Гервасий Васильевич подумал и с деланным равнодушием сказал:
– Кури.
Он размял папиросу и сунул ее в рот Волкову. Затем оглянулся на дверь и чиркнул спичку.
Волков прикурил и улыбнулся.
– Ты мне поулыбайся, – сказал Гервасий Васильевич. – Придет старшая сестра – не до улыбок будет... И мне и тебе влетит...
Он разогнал дым рукой и еще раз оглянулся на дверь.
– Не влетит – она в вас влюблена, – сказал Волков и закашлялся.
– Это у тебя от температуры, – презрительно сказал Гервасий Васильевич. – Так и называется: температурный бред.

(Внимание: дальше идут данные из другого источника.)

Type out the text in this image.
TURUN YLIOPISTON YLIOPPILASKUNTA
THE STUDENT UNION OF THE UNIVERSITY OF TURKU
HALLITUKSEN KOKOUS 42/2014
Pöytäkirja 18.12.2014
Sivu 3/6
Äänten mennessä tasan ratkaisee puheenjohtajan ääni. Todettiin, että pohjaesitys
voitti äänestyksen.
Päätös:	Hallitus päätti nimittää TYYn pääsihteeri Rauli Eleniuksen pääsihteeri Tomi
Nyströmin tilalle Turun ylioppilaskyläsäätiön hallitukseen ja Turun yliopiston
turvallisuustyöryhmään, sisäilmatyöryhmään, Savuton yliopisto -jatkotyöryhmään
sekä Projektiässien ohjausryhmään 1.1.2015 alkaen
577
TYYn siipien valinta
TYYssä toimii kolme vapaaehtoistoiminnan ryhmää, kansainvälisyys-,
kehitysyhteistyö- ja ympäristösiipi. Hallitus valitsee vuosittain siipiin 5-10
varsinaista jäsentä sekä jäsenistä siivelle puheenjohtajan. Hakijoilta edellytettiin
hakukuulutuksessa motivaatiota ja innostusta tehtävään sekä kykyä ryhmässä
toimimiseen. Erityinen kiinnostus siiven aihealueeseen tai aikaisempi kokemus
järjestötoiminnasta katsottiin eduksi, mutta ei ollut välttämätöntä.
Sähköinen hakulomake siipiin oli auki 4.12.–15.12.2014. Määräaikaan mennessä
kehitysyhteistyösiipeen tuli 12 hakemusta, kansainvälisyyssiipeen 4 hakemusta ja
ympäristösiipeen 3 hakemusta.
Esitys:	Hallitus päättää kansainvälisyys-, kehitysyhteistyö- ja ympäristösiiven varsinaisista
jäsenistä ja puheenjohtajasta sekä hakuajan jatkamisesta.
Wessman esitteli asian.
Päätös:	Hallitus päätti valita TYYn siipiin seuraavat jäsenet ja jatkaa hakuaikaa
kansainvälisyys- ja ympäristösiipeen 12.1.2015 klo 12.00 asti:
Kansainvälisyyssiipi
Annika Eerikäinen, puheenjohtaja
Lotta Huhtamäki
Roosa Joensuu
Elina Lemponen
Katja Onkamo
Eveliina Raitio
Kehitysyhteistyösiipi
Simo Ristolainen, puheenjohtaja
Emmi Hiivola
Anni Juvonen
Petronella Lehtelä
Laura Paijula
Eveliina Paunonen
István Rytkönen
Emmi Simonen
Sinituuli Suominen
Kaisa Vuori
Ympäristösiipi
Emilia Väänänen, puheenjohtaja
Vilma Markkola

Нет, так Хамраев не мог прийти к Гервасию Васильевичу. Его умение действовать наверняка восставало против всех предлагаемых вариантов, а исконно азиатская недоверчивость и осторожность, которую он унаследовал от предков-кочевников, заставляли его искать собственное решение или ждать до тех пор, пока судьба сама не пошлет ему повод для знакомства с Гервасием Васильевичем.
Когда принесли телеграмму на имя Гервасия Васильевича, Хамраеву показалось, что долгожданный повод сам пришел к нему в руки. Но за телеграммой должна была начаться тонкая и мудрая игра в заботу, которая в итоге принесла бы свои организационные плоды не столько для Гервасия Васильевича, сколько для Хамраева – заведующего городским отделом здравоохранения. Он уже давно научился себя прощать и не подставлять душу терзаниям совести – не для себя же, для дела, для людей.
... К столу пригласили Кенжетая с женой. Кенжетай пришел один, поставил на стол глубокую тарелку с громадными сливами, сказал что-то вроде «старая женщина должна знать свое место», выпил полстакана коньяку и деликатно удалился.
Гервасий Васильевич и Хамраев ели лагман, говорили почему-то о кинематографе. Хвалили, поругивали, а потом Хамраев подробно рассказал Гервасию Васильевичу содержание картины «У стен Малапаги», которую смотрел, еще будучи студентом, и вспомнил, что после просмотра дня три-четыре ходил больной. Вот какая это была картина...
А Гервасию Васильевичу все время хотелось еще раз прочитать телеграмму от Екатерины Павловны, но он стеснялся Хамраева и пытался воспроизвести в памяти текст этой телеграммы.
Один раз он даже ушел с веранды в комнату, будто бы за хлебом. Там, не зажигая света, около лунного окна он дважды перечитал телеграмму и был рад тому, что запомнил текст с первого раза...
– Вы Соколовского Геннадия Дмитриевича не знали? – спросил Хамраев, когда Гервасий Васильевич вернулся из комнаты.
– Знал, – ответил Гервасий Васильевич. – Он был начальником седьмого эвакогоспиталя. Этот?
– Не знаю. Наверное, этот. Он у нас функциональную анатомию читал... А Кричевскую Полину Яковлевну?
– Прекрасный хирург, – с удовольствием сказал Гервасий Васильевич. – Золотые руки.
– Она нейрохирургию у нас вела. Такая строгая дама.
– Что вы, что вы! – оживился Гервасий Васильевич. – Добрейшей души человек. Я бы даже сказал, излишне сентиментальна.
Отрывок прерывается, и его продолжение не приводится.